Manufacturing Industry
Excessive cetane additization could harm USLD stability
Diesel Fuel News, Nov 24, 2003 by Jack Peckham
Pittsburgh -- Putting very large doses of cetane improver (such as 20,000 parts per million of 2EHN) into ultra-low sulfur diesel (ULSD) could cause fuel instability and filter plugging, a research project at Cummins found.
However, "it's not an issue with normal dosing" of octane improver, as now-retired Cummins researcher Dave Stehouwer explained to us in an interview following his presentation of a paper (SAE 2003-01-3140) at Society of Automotive Engineers powertrain conference here.
The main point of the SAE paper is to alert refiners, pipelines and marketers to the possibility of harmful interactions caused by certain fuel additives. Example: Dimer-acids used as pipeline corrosion inhibitors or as lubricity improver can react with certain lube additives to plug fuel filters (see Diesel Fuel News 11/10/03, p9). Fortunately, no-harm alternative lubricity improvers are available.

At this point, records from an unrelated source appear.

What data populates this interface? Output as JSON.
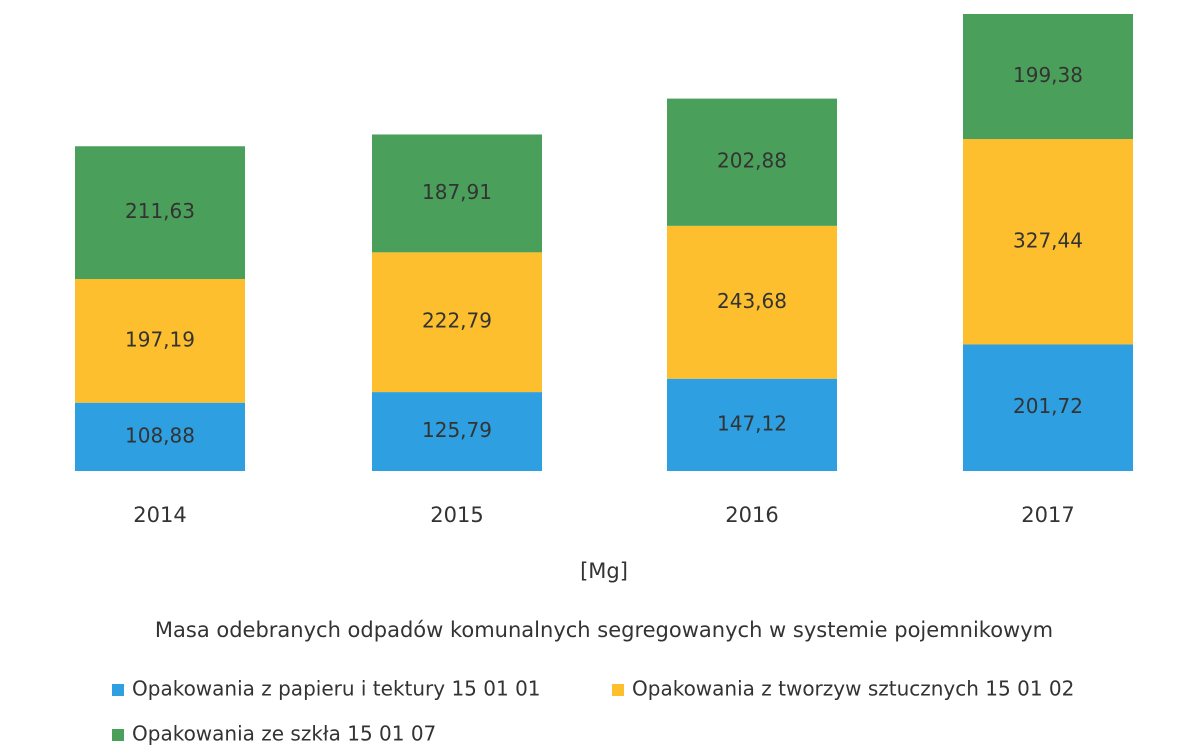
{
  "chart_data": {
    "type": "stacked_bar",
    "title": "Masa odebranych odpadów komunalnych segregowanych w systemie pojemnikowym",
    "unit_label": "[Mg]",
    "categories": [
      "2014",
      "2015",
      "2016",
      "2017"
    ],
    "series": [
      {
        "name": "Opakowania z papieru i tektury 15 01 01",
        "color": "#2e9fe0",
        "values": [
          108.88,
          125.79,
          147.12,
          201.72
        ],
        "value_labels": [
          "108,88",
          "125,79",
          "147,12",
          "201,72"
        ]
      },
      {
        "name": "Opakowania z tworzyw sztucznych 15 01 02",
        "color": "#fdbf2d",
        "values": [
          197.19,
          222.79,
          243.68,
          327.44
        ],
        "value_labels": [
          "197,19",
          "222,79",
          "243,68",
          "327,44"
        ]
      },
      {
        "name": "Opakowania ze szkła 15 01 07",
        "color": "#4aa05a",
        "values": [
          211.63,
          187.91,
          202.88,
          199.38
        ],
        "value_labels": [
          "211,63",
          "187,91",
          "202,88",
          "199,38"
        ]
      }
    ],
    "legend": "bottom"
  }
}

Likewise, going way overboard on octane improver dosing--either from accident or ignorance--could lead to fuel system problems, the research paper shows.
Tests involved ordinary 400-ppm sulfur fuel, a commercial ULSD fuel (BP's "ECD,") a research ULSD fuel (from Phillips) and a 20% blend of biodiesel in a 300-ppm sulfur non-road commercial diesel fuel. All were additized with 20,000 ppm of 2EHN to accelerate instability for the test.
~Biodiesel The "Least Stable" Among Fuels
The "least stable sample is the B20 biodiesel even [though] it contains a substantial amount of sulfur," the researchers found. "We conclude that the instability of B20 biodiesel blend with off-highway diesel fuel comes from an acid-catalyzed hydrolysis of the ester components from the biodiesel."
Nor are problems likely to arise solely from the deliberate mixing of used oil with fuel, as with the Cummins "Centinel" recycling system. While that system results in about a 3,000-ppm dose of lube oil in fuel, the newer high-pressure fuel injection systems also result in about 1,000-ppm of lube in fuel, Stehouwer explains.
A separate test of cetane improver in 20% biodiesel blend (B20) found even worse instability problems, the researchers found. This is of special concern because modern high-pressure injection systems circulate a lot of fuel through hot injectors (as a heat sink) for return to storage tank.
That's why engine makers are pressing for a tough thermal stability limit in American Society for Testing & Materials (ASTM) D975 diesel fuel standard, as well as similarly tough thermal stability limits for biodiesel blends.
With diesel fuel, careful fuel blending and proper additization could avoid stability problems, Stehouwer points out. Otherwise, thermally-unstable fuels could form gums that could plug filters and cause injectors to stick, resulting in costly repairs, he said.